Первоначально основу деятельности пристава как раз и составлял политический и военный контроль: регулирование отношений, налаживание административных связей с местным населением и поиск «баланса» в конфликтных ситуациях, возникавших между политико-юридической системой империи и традиционным образом жизни народов Кавказа.

Несмотря не то что административная деятельность пристава была подчинена вполне определенным законодательным правилам, т. е. была регламентированной и предсказуемой, весьма существенные различия русских и кавказцев в этнокультурном плане предоставляли К. С. Макарову возможности для ситуативных «маневров». Однако существование твердых правовых основ в его работе демонстрировало понятные перспективы для горцев, находящихся по разные стороны закона.

На начальном этапе учреждение при-ставств воспринималось местным населением неоднозначно, однако дальнейшее последовательное соблюдение администрацией выбранного курса позволило приобщить народы Кавказа к политико-административным и судебно-правовым порядкам Российской империи. Это стало важным шагом в реализации правительственной политики России на Кавказе, способствовало формированию новой идентичности у местного населения, основанной на осознании себя как соотечественников - подданных многонародного государства.

Логичным является вывод Г. Г. Лисицыной о том, что на начальном этапе для российской администрации важно было не столько установить систему управления Кавказом, сколько последовательно осуществить специальные меры, позволяющие «контролировать управление на присоединенных территориях» [12, с. 203]. Поспешность и напор могли вызвать лишь еще более резкое отторжение со стороны кавказцев - новых граждан империи, поэтому важно было следовать этапам реализации намеченной программы.
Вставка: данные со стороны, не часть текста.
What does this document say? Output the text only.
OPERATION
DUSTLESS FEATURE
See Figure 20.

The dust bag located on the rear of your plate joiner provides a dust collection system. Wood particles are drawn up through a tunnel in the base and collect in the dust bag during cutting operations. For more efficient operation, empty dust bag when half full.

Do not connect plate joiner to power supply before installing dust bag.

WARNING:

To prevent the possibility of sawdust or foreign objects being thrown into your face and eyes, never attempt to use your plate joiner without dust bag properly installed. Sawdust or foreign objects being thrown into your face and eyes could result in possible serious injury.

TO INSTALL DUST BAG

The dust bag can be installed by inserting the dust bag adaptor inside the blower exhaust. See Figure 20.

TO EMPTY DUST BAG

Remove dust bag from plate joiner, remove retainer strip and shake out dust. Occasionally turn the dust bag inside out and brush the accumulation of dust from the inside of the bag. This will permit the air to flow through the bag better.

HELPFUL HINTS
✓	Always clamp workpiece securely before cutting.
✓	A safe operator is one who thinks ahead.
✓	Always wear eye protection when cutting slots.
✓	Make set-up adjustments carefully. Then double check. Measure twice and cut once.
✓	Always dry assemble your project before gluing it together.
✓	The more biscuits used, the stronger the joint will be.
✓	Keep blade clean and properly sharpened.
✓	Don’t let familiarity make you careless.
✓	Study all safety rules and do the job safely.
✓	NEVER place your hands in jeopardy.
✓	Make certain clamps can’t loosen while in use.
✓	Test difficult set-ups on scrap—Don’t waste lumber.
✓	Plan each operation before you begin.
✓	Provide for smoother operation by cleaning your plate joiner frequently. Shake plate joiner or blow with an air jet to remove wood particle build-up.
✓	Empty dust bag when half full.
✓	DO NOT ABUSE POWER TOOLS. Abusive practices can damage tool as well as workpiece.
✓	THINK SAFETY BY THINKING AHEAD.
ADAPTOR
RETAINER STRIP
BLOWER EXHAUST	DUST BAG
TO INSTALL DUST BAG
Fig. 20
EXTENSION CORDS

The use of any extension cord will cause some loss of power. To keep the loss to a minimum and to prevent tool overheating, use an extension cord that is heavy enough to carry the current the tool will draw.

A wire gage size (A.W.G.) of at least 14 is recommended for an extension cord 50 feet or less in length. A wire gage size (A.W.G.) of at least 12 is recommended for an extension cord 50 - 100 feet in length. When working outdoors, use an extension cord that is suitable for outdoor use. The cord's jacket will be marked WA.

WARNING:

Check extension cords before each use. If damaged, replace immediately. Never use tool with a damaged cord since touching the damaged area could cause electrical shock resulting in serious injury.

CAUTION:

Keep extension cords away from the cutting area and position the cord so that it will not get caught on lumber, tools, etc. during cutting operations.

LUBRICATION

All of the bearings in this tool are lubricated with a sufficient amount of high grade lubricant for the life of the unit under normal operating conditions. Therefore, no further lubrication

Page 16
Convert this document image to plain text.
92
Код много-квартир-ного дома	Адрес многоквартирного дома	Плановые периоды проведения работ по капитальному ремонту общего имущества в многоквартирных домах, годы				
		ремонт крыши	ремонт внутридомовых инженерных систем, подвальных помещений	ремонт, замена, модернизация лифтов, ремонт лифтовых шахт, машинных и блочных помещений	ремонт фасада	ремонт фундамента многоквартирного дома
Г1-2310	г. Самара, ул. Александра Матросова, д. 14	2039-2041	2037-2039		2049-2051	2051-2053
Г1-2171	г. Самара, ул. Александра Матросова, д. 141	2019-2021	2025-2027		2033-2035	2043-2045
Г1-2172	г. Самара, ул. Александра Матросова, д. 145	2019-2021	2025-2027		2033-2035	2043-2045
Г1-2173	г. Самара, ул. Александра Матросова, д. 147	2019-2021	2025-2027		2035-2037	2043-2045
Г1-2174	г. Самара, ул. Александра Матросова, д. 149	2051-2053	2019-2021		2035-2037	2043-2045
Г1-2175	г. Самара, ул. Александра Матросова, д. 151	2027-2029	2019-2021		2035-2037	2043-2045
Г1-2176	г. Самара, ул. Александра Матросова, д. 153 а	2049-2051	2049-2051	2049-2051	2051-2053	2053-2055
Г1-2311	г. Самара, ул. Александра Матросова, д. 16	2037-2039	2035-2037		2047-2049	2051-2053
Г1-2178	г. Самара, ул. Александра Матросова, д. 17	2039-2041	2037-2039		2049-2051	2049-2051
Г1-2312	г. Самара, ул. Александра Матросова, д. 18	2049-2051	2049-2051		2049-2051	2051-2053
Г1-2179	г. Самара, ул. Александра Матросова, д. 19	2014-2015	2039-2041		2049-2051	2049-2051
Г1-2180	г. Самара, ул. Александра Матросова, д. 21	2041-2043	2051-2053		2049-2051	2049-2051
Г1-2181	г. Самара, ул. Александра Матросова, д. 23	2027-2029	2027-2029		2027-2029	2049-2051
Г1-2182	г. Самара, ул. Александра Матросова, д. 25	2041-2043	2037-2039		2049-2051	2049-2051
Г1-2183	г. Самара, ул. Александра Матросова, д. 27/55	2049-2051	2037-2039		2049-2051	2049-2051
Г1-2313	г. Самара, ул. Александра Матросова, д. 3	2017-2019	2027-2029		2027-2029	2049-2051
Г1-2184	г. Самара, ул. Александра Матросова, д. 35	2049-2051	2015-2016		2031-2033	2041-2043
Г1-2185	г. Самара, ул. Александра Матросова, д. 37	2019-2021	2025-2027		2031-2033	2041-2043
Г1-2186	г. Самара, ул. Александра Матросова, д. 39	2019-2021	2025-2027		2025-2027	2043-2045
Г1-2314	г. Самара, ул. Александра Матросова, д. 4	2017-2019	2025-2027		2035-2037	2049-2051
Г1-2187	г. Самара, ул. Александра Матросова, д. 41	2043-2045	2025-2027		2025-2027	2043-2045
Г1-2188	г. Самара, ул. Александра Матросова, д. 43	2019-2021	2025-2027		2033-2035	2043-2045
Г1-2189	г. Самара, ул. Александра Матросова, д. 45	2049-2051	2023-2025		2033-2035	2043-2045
Посредническая миссия пристава К. С. Макарова заключалась не только в разрешении вопросов местного населения в регионе. Также он содействовал организации визитов представителей управленческой верхушки кавказских обществ в столицу империи, если в этом была надобность. Кроме того, в его полномочия входили подбор кандидатур на замещение должностей частных приставов, последующее их утверждение в Коллегии иностранных дел. Так в регионе выстраивались элементы гражданского управления - второй ветви власти, что военное ведомство сочло излишним в сложных условиях нараставшей конфронтации на Кавказской кордонной линии [9, с. 85]. В результате пристав был включен в институт военных властей, а его полномочия по части независимого управления местными народами существенно сокращены.

В соответствии с императорским указом на имя инспектора Кавказской линии и Астраханского Военного губернатора князя П. Д. Цицианова от 26 сентября 1802 г. для восстановления «доверенности» новых подданных империи и оперативного разрешения возникающих в регионе происшествий ему в подчинение переходили «приставы, при разных кочующих и других народах находящиеся и от Коллегии иностранных дел зависящие» [2, с. 9].

По мнению чиновников российской администрации, адаптация горцев и кочевников к условиям имперского подданства должна была проходить в условиях равенства перед законом всех граждан, независимо от этнической, культурной религиозной принадлежности каждого. Лишь так можно было сплавить воедино представителей разных этносов и конфессий, гарантируя им не только равные права и возможности, но и формируя единое российское мировоззрение.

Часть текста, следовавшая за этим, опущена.